If you’ve been bitten by a snake, you don’t call a lawyer. You call a doctor. In fact the medical seal, to this day, is a serpent on a pole. We don’t need a legal pardon so much as we need a doctor. That’s the switch Nicodemus and his Pharisee pals couldn’t quite seem to make. They wanted a lawyer to defend their righteous case, because they couldn’t see how sick they had become. They wanted a defender, a vindicator, when what they really needed was a healer.

When Nicodemus made his late-night house call, the children of Israel were scattered all over Judea, Samaria, and Galilee, wandering in their own wilderness. Nicodemus had given his life to help Israel find their way home. He came to Jesus in earnest, wanting to understand his project.

“There’s a new wind blowing,” Jesus says, “the same wind that blew over the waters in the beginning. You can’t see it, harness or control it, so you don’t want any part in it. You’re going to have to be born again from above to see the way forward.”


Then comes one of the most quoted texts in history, John 3:16. Strangely, the verse almost everyone knows by heart is nearly universally misunderstood. When it says “God so loved the world,” the word “so” is houtō. It doesn’t mean “so” as in soooo very much. It means “so” as: in a particular manner. God poured God’s own self into human flesh in order to be lifted up: not for judgment, wrath, vengeance, or to lay waste to the enemies of Israel, not because God really, really, really loves the world. Rather, because God’s love exposes our sickness and heals it at the same time.

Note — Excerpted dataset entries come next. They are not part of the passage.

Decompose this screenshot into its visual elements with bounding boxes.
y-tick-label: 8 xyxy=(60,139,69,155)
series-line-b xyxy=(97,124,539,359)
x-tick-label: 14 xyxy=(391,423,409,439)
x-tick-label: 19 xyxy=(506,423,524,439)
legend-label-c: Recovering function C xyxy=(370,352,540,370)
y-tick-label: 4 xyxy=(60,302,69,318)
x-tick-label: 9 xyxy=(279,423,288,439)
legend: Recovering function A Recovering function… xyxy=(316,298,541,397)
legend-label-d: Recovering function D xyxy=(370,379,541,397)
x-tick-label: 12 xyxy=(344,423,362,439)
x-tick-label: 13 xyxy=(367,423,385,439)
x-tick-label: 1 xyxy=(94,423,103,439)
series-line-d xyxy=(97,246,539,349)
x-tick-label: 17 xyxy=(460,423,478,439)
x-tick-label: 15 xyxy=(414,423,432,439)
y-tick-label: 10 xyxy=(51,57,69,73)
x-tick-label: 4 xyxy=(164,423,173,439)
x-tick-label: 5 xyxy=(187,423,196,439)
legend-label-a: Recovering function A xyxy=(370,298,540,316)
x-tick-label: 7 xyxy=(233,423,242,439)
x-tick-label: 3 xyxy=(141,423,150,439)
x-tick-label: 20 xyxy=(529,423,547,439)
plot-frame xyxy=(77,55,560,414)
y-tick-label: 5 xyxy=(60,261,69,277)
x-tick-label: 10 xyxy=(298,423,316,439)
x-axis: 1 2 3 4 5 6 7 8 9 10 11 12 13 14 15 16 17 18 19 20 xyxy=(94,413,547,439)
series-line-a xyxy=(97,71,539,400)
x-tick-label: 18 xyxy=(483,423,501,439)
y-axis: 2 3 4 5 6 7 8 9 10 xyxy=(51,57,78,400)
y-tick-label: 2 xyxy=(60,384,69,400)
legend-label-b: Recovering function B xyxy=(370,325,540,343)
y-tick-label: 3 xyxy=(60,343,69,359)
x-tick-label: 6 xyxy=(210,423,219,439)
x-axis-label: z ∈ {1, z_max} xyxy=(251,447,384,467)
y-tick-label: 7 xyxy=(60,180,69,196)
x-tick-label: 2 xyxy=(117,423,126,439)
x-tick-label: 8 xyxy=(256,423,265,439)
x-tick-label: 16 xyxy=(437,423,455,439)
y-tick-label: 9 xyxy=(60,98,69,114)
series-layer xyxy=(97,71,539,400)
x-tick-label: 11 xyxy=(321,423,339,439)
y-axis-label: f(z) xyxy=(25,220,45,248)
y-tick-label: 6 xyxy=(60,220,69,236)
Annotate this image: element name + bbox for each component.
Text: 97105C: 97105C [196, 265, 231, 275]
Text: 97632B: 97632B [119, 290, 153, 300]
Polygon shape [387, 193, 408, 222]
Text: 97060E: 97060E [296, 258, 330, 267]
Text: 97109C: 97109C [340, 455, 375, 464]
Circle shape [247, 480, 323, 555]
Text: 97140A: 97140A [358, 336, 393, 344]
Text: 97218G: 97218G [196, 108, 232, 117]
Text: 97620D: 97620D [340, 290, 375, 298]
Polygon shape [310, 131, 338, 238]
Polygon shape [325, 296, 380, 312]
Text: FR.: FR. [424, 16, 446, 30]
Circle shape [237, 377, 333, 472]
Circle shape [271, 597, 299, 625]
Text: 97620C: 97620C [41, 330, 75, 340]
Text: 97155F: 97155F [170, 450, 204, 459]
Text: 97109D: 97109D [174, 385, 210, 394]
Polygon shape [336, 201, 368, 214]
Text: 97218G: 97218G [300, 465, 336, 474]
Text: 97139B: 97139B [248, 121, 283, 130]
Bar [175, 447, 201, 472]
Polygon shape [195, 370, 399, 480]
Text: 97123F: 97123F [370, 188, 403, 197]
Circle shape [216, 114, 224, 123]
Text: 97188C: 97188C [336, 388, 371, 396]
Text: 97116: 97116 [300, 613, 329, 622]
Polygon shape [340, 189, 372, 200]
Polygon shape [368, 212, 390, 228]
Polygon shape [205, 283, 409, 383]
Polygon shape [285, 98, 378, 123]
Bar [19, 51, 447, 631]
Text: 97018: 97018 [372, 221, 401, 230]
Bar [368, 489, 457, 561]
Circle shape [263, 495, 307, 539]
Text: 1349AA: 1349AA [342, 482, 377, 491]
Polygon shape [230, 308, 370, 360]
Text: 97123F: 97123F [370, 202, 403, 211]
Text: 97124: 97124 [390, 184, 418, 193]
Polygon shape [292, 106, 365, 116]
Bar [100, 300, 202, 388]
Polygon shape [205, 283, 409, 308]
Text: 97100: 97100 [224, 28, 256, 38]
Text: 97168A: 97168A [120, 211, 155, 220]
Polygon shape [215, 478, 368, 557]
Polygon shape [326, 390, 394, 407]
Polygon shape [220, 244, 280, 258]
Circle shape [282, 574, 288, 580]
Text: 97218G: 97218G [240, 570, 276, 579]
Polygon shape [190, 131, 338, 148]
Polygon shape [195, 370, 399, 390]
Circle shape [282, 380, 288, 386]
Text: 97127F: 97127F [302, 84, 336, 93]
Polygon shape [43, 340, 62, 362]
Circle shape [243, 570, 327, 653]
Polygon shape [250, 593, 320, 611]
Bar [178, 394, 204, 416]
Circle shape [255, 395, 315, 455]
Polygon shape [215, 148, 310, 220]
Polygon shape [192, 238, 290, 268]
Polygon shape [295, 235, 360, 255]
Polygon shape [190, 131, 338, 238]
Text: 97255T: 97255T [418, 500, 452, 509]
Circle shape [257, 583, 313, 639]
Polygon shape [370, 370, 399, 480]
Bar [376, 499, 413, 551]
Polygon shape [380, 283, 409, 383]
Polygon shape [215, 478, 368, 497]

The first kenotic move was incarnation. The formless God takes on flesh and becomes vulnerable in life. The second kenotic move was crucifixion. The God who cannot die, is killed, healing us in death.


Jesus, like a serpent, is lifted up for the healing of the nations, not to condemn. “Those who do not believe,” he says, “are condemned already.” Translation: God is not sending snakes to bite you and kill us. We are biting and killing ourselves, and getting sicker by the day. Jesus lifted up, helps us see it.


That Nicodemus comes to Jesus in the dark is deeply symbolic of the darkness that plagues humanity to this day. He’s in the dark, as in, he can’t see what is killing him. He’s in the dark as in, he’s feeling vulnerable to all that goes bump in the night. He’s in the dark as in, he’s trying so hard to hide from the others, to escape his own exposure, to avoid being found out.

The problem is that, in the Gospel of John, Jesus is the light. “What has come into being in him was life, and the life was the light of all people. The light shines in the darkness, and the darkness did not overcome it.”


The irony is so rich. Nicodemus comes to the light of the world, under cover of darkness. I feel you Nick.


And of course, we’ve hidden these things — from each other, from ourselves, from God — for a reason. The vulnerability makes us crazy. Let’s just keep the lights off, okay? But, Jesus is the light. This is why I think the pinnacle isn’t John 3:16, but 19–21.


“And this is the judgment, that the light has come into the world, and people loved darkness rather than light because their deeds were evil. For all who do evil hate the light and do not come to the light, so that their deeds may not be exposed. But those who do what is true come to the light, so that it may be clearly seen that their deeds have been done in God.”


When Jesus, like a serpent, is lifted up?, there will be no more hiding in the dark. Those who live truly — literally, it says the one who does truth — will discover that truth is not something you can write down or tell someone about under cover of darkness. Truth is a way of being that heals us, that makes us true, truly human as human was intended to be.


It’s actually pretty easy to know true things. But we would chase a million lies and conspiracy theories to avoid the pain of becoming the kind of person who does truth, because this requires the vulnerability of exposure. That’s why we love the darkness.


Nevertheless, Jesus is lifted up, the light shines in the darkness, and we scurry into the shadows. Jesus, like a serpent, was lifted up and — if we are born from above — what we see is our own sinfulness and brokenness wrapped in the loving arms of a God who says, “Father, forgive them.”


For those who have the courage to look upon this terrible beautiful sight, they will find healing.